Bras fendant l'air, elle en venait presque à en chatouiller le bout du nez des gens de la maison, qui sourire aux lèvres pour les uns et mines agacées pour d'autres, cherchaient à savoir qui elle allait annoncer.

- "Mais qui donc Mademoiselle a t-elle invité ? "


- " Il s'agit de mon Cousin Émile. Mon grand cousin Osfrid."

- " Votre Marraine en est-elle avertie ?"


Un signe de tête étaient venue répondre par la négation et c'est sans plus attendre que la Mini de Courcy-Maccord fila à grandes enjambées pour tenter la trouver et l'avertir de la venue de son cousin parmi eux.
A cette dernière d'acquiescer; D'ailleurs, Briana n'avait même pas eu besoin de la contraindre à dire oui ayant pour réponse qu'ici, à Beaumont, elle se trouvait chez elle et qu'elle était en droit d'inviter qui elle voulait.
Et sitôt ses appartements rejoint, sa poupée installée non loin, elle entreprit de faire partir un bref billet à destination de son Cousin :


Citation:

A Vous,
Mon très cher cousin,

Comme je suis heureuse de savoir que bientôt j'aurai la chance de vous revoir.
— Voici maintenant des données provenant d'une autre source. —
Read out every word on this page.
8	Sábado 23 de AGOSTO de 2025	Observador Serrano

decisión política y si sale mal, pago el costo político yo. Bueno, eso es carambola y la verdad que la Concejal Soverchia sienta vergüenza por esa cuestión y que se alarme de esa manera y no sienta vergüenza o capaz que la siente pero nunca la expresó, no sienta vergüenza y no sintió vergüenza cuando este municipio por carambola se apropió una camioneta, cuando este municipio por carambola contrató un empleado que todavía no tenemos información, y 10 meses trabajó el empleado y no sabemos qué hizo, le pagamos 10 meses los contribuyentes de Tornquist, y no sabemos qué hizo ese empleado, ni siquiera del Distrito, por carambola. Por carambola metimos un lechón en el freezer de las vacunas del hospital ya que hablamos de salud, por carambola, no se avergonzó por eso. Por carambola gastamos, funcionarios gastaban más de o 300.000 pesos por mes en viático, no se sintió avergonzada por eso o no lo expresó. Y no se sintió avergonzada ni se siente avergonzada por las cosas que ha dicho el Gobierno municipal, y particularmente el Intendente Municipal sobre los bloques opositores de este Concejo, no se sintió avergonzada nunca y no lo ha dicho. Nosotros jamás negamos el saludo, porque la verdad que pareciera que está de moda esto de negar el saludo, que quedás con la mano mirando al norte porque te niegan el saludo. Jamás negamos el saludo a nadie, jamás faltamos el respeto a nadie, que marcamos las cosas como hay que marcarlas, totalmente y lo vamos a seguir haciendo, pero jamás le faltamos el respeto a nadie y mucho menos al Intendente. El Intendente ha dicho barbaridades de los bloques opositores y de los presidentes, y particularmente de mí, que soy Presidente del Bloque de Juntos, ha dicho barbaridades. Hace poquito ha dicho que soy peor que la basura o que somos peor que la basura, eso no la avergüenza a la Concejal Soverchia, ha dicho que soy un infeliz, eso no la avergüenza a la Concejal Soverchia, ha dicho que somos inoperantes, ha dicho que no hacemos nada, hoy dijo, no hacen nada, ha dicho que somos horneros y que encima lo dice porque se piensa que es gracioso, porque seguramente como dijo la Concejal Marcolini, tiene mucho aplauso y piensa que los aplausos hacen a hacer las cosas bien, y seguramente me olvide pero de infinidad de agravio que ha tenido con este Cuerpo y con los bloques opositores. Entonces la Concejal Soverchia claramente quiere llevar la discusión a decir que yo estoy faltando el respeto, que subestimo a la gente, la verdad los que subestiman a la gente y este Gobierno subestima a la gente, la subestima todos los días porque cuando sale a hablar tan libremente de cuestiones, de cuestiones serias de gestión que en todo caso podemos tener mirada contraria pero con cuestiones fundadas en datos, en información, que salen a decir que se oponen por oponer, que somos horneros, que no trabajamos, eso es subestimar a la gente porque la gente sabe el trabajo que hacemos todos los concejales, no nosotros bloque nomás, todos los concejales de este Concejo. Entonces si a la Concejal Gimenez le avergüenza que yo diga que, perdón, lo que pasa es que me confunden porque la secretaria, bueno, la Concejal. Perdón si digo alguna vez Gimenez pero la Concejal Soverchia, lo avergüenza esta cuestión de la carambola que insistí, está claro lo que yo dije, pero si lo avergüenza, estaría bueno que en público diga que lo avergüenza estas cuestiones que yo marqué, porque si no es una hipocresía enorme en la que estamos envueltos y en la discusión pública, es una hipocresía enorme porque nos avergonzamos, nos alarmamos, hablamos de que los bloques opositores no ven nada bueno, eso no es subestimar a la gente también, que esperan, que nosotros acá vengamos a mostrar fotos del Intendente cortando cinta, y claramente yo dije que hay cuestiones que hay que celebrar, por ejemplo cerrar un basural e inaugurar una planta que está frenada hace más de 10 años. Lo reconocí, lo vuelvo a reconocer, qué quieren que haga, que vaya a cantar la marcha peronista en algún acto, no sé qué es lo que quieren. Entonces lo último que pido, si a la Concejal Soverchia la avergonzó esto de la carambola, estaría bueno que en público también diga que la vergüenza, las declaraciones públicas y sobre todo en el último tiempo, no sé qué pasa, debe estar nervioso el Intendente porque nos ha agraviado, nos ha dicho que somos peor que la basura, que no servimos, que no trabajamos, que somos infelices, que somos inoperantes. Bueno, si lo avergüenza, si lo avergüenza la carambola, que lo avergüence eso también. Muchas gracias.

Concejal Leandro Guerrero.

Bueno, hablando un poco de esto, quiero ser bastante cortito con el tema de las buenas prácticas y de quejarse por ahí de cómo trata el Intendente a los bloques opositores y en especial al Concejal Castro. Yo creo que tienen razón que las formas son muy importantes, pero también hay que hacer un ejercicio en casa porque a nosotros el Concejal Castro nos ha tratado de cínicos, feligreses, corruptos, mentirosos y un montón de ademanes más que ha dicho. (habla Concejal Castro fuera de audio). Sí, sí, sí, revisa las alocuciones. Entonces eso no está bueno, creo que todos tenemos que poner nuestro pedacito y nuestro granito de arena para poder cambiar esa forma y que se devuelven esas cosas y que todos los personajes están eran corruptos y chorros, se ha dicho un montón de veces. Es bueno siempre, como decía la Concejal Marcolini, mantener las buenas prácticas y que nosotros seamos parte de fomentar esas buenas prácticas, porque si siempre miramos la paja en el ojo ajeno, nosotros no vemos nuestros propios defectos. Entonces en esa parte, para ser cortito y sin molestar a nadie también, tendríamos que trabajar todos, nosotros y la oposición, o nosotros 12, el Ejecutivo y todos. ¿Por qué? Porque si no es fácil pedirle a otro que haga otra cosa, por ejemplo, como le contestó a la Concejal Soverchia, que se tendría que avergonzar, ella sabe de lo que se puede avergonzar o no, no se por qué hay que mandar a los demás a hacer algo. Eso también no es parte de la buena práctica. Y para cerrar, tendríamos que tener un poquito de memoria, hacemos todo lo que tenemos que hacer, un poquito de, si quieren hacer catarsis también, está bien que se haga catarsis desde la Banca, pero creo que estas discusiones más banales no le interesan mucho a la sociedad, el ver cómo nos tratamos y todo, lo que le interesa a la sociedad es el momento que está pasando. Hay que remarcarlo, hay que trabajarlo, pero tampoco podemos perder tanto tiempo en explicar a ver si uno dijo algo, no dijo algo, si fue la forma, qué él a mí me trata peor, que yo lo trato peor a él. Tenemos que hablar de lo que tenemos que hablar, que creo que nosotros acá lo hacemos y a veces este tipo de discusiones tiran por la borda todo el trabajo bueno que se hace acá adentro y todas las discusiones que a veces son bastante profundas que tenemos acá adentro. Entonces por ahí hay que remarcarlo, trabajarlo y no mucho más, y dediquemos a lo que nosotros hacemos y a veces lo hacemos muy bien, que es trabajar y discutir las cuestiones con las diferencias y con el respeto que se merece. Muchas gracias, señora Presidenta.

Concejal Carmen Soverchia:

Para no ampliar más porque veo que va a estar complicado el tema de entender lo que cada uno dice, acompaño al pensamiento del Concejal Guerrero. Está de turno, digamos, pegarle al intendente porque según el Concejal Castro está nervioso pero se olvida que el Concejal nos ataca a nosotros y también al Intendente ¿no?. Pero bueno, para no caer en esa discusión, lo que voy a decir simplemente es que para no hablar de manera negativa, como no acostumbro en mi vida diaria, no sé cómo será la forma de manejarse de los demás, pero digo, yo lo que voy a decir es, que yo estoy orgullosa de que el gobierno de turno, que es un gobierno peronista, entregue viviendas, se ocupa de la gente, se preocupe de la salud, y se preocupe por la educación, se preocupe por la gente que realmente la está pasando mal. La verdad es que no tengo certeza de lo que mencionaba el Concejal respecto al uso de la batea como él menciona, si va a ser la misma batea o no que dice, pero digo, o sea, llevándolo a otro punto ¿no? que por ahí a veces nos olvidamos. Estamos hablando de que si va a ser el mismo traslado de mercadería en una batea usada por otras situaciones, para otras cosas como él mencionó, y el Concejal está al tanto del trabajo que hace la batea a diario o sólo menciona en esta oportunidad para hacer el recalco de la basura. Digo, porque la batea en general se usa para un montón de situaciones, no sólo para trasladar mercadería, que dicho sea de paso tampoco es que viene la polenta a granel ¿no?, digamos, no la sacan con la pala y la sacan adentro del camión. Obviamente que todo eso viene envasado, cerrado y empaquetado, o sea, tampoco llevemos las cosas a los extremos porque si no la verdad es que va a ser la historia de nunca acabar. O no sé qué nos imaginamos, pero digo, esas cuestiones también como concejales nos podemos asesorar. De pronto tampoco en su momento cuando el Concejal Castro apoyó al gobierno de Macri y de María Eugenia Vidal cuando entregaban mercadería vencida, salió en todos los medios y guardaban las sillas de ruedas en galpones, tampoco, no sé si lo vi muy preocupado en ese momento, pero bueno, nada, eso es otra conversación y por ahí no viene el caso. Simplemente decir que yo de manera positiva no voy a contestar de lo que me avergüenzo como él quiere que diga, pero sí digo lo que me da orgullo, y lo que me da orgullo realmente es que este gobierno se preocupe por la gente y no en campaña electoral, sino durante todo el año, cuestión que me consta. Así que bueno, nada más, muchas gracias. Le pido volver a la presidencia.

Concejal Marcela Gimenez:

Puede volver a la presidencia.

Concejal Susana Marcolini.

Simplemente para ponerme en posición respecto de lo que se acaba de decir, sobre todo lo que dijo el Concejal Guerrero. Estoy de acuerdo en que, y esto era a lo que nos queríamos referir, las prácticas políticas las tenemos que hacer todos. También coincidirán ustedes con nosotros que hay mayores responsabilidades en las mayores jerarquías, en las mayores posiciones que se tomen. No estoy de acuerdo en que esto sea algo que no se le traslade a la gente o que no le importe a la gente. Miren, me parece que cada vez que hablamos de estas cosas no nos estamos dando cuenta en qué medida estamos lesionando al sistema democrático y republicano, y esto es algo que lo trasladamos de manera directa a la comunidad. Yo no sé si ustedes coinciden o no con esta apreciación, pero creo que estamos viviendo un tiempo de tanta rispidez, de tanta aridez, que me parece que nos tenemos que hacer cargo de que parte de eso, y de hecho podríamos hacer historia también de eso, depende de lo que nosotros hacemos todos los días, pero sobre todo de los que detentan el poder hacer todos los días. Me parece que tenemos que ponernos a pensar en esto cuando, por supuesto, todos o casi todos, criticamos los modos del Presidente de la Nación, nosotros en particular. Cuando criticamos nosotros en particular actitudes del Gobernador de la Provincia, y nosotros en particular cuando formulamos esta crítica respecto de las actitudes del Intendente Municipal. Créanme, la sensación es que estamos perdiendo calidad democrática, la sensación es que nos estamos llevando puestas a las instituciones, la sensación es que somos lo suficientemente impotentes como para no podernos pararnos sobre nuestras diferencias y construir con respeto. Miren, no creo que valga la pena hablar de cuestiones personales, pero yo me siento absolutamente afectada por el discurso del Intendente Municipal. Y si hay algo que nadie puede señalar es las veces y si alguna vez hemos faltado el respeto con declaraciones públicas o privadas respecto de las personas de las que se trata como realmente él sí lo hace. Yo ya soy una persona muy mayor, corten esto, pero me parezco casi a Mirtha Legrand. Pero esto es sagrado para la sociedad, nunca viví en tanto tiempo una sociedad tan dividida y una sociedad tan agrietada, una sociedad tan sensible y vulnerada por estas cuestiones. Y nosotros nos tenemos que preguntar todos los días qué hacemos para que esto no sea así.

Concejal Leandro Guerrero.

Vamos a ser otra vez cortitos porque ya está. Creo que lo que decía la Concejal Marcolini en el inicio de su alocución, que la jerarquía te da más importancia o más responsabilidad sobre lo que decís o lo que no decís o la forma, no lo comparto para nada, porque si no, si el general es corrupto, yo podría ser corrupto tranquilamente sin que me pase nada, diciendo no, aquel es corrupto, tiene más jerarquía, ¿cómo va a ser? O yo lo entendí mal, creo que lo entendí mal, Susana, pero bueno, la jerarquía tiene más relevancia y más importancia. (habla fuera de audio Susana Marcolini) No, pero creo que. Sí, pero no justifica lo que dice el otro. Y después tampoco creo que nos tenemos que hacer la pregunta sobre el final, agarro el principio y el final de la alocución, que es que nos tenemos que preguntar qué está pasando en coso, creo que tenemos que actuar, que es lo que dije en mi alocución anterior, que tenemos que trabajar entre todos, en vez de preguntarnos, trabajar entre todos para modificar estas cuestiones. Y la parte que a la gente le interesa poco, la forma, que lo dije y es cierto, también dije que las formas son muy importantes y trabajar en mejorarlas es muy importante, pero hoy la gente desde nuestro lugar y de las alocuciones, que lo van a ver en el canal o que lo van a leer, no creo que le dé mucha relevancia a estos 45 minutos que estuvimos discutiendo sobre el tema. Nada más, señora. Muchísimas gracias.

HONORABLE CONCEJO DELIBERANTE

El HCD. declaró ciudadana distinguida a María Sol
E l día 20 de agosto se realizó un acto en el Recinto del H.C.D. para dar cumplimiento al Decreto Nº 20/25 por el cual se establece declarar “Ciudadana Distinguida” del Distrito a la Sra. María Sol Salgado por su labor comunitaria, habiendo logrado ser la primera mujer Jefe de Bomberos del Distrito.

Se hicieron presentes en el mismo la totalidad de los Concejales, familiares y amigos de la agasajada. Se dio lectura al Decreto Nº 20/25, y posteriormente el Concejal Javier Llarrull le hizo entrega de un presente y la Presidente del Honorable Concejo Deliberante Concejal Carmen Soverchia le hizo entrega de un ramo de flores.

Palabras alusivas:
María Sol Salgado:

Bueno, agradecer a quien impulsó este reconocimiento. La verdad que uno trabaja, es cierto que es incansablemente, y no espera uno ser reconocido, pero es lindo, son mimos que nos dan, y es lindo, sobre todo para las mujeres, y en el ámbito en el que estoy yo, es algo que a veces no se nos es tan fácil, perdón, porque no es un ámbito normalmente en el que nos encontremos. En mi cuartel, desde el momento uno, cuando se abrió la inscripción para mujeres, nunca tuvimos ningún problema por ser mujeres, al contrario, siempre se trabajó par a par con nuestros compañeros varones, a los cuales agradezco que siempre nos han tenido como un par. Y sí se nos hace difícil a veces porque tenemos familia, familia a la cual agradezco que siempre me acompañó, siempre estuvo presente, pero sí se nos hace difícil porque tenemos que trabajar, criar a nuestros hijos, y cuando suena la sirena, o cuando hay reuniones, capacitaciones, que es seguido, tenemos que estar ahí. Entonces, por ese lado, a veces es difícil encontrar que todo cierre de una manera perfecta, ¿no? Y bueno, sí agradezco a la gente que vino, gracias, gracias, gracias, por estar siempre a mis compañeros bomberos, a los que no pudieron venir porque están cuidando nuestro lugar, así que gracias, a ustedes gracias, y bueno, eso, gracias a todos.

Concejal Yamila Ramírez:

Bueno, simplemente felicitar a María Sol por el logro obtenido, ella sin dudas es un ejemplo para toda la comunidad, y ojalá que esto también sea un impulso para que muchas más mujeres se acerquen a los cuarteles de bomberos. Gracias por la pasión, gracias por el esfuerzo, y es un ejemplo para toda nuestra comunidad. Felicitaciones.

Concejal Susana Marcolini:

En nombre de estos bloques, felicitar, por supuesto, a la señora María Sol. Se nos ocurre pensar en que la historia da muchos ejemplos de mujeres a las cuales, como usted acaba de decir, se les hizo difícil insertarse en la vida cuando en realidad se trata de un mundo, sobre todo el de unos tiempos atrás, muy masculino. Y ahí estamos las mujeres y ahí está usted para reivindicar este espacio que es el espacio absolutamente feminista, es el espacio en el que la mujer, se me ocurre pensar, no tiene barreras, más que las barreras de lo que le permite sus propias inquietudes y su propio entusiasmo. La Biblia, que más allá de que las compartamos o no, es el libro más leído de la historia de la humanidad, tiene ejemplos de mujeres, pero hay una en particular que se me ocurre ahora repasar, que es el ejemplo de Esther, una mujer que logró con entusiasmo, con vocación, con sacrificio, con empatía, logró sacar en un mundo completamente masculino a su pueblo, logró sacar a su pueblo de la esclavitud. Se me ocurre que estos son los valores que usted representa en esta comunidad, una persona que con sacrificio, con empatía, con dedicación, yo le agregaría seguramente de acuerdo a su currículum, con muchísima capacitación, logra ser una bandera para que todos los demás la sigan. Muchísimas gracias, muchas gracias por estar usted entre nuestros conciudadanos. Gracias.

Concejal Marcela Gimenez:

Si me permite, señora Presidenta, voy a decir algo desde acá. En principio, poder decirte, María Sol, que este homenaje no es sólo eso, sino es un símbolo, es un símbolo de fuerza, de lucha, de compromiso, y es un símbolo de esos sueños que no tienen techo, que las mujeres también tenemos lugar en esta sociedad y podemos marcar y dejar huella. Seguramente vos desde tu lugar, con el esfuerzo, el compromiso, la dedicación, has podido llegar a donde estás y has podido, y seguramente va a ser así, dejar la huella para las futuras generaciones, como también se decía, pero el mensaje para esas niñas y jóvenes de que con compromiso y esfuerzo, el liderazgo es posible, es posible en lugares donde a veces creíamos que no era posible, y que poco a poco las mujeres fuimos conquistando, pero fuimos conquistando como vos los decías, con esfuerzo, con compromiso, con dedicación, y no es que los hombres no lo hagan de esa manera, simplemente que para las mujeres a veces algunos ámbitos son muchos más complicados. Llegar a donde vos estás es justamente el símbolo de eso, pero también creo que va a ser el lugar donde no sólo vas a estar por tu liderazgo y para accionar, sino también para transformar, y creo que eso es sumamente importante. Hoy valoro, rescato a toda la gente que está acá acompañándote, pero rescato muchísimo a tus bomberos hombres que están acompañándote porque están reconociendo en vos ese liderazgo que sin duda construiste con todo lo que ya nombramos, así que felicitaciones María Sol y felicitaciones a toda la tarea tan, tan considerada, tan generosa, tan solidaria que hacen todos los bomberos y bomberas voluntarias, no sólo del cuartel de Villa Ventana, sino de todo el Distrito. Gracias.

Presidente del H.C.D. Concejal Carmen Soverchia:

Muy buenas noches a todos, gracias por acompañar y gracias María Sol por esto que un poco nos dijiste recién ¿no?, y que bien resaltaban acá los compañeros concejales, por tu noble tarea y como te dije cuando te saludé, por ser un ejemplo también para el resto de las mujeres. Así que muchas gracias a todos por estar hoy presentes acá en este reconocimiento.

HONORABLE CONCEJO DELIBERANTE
Heureuse aussi de vous recevoir à Beaumont-sur-Sarthe où...


Un point d'arrêt fut marqué, l'esprit de l'enfant joli songeant à tout ce qu'elle serait en mesure de faire pour que son cousin soit bien accueilli. Il lui faudrait faire préparer une chambre, une des plus confortables qui soit, et avec de ces grandes fenêtres où il pourrait, au travers, venir contempler l'horizon de longues minutes, comme à son habitude. Elle ne comptait plus le nombre de fois où sans mots dire, elle l'avait épié en compagnie de son frère, se demandant ce à quoi il pouvait bien penser lorsque derrière les larges vitres, il prenait place sans plus bouger.

Et à la pointe à l'encre séchée d'être de nouveau plongée dans l'ébène pour venir marquée le vélin.


Citation:
... Vous serez accueilli avec toute l'attention qu'il se doit. Comme j'ai grande hâte de vous voir venir, vous qui me manquez. Aussi, j'aurai une bonne nouvelle à vous annoncer, mais je me garde de vous en faire part dans ce courrier. Je préfère de loin vous l'annoncer de vive voix...


La encore, elle s'imaginait déjà lui annoncer qu'elle ferait route à ses côtés, enchantée, excitée, de découvrir enfin ces terres barbares dont elle avait tant entendue parler, sans plus penser songer que pour son Cousin, ce voyage se verrait d'être terni par la tragédie qu'était de perdre un être cher.

Citation:
Je vous en prie, faites bien attention à vous .
Je vous embrasse fort.

Votre petite Princesse,

Briana.




Ni une, ni deux, le courrier sans être relu avait été scellé et remis pour qu'il soit rapidement envoyé. Il n'y avait désormais plus de temps à perdre. Deux ou trois jours avait-il mentionné. Voilà qui serait vite arrivé et pour s'occuper et faire que son impatience soit moins grande, la petite poupée s'en allait déjà courir partout, demandant l'aide de tous afin que tout soit prêt pour cette venue tant attendue.